The goal of the NRRC is to coordinate much-needed disaster risk reduction efforts, along with partners including UNISDR, the United Nations Development Programme, the UN Office for the Coordination of Humanitarian Affairs, the Asian Development Bank, the International Federation of the Red Cross and Red Crescent Societies and the World Bank. Since its creation, the NRRC has expanded to include the World Heath Organization and the aid agencies of Australia, Britain and the European Union, as well as Japan and the United States.
Annual spending on disaster risk reduction in Nepal grew from barely US$8 million almost decade ago to around US$40 million in 2013.
The country is now regarded as a world leader in confronting disaster risk, with the NRRC providing a model for uniting humanitarian and development partners with financial institutions in partnership with the government of Nepal in order to reduce vulnerability.
The national disaster risk reduction plan developed by the NRRC has five priority areas: school and hospital safety; emergency preparedness and response; flood management in the Koshi river basin; community based disaster risk management; and policy and institutional support for disaster risk management.

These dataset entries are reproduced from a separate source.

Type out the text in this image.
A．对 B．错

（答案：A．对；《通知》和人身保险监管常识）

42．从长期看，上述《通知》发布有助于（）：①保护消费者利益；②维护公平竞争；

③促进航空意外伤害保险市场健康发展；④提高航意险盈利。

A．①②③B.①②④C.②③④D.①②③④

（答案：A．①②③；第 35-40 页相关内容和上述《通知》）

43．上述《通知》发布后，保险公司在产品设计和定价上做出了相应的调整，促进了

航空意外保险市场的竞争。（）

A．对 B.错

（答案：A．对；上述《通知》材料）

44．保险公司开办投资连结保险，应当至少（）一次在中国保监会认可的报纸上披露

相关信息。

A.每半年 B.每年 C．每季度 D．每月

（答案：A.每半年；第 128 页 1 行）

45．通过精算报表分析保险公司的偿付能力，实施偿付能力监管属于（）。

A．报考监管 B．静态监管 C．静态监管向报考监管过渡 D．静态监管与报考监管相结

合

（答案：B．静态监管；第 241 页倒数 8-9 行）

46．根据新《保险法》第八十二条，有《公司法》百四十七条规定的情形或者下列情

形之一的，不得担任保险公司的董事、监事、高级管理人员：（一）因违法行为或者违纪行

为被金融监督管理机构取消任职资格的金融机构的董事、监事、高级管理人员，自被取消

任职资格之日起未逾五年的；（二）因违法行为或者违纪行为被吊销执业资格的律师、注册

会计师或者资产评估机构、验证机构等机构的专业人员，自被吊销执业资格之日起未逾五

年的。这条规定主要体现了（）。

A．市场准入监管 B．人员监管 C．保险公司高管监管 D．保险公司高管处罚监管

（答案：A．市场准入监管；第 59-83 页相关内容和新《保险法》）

Under the NRRC programmes, Nepal has made strides in the retrofitting of schools and hospitals to make them earthquake-resistant, as well as creating local-level disaster preparedness and response plans, setting up scores of evacuation sites for people displaced by quakes, and setting up a flood forecasting service.
Such programmes have helped the country improve its preparedness, but also laid bare the persistent challenges faced by Nepal, notably those caused by unplanned urbanization and a failure to respect building codes.
The NRRC launched an innovative project in 2014, called Remittances and Earthquake Risk Project, to look at potential links between the funds that migrants send back for property development and unsafe building practices.
Immediately after the earthquake, the NRRC swung into action on social media, tweeting: “EQ tip: when the shaking stops, stay away from brick walls, buildings and rubble #BePrepared.”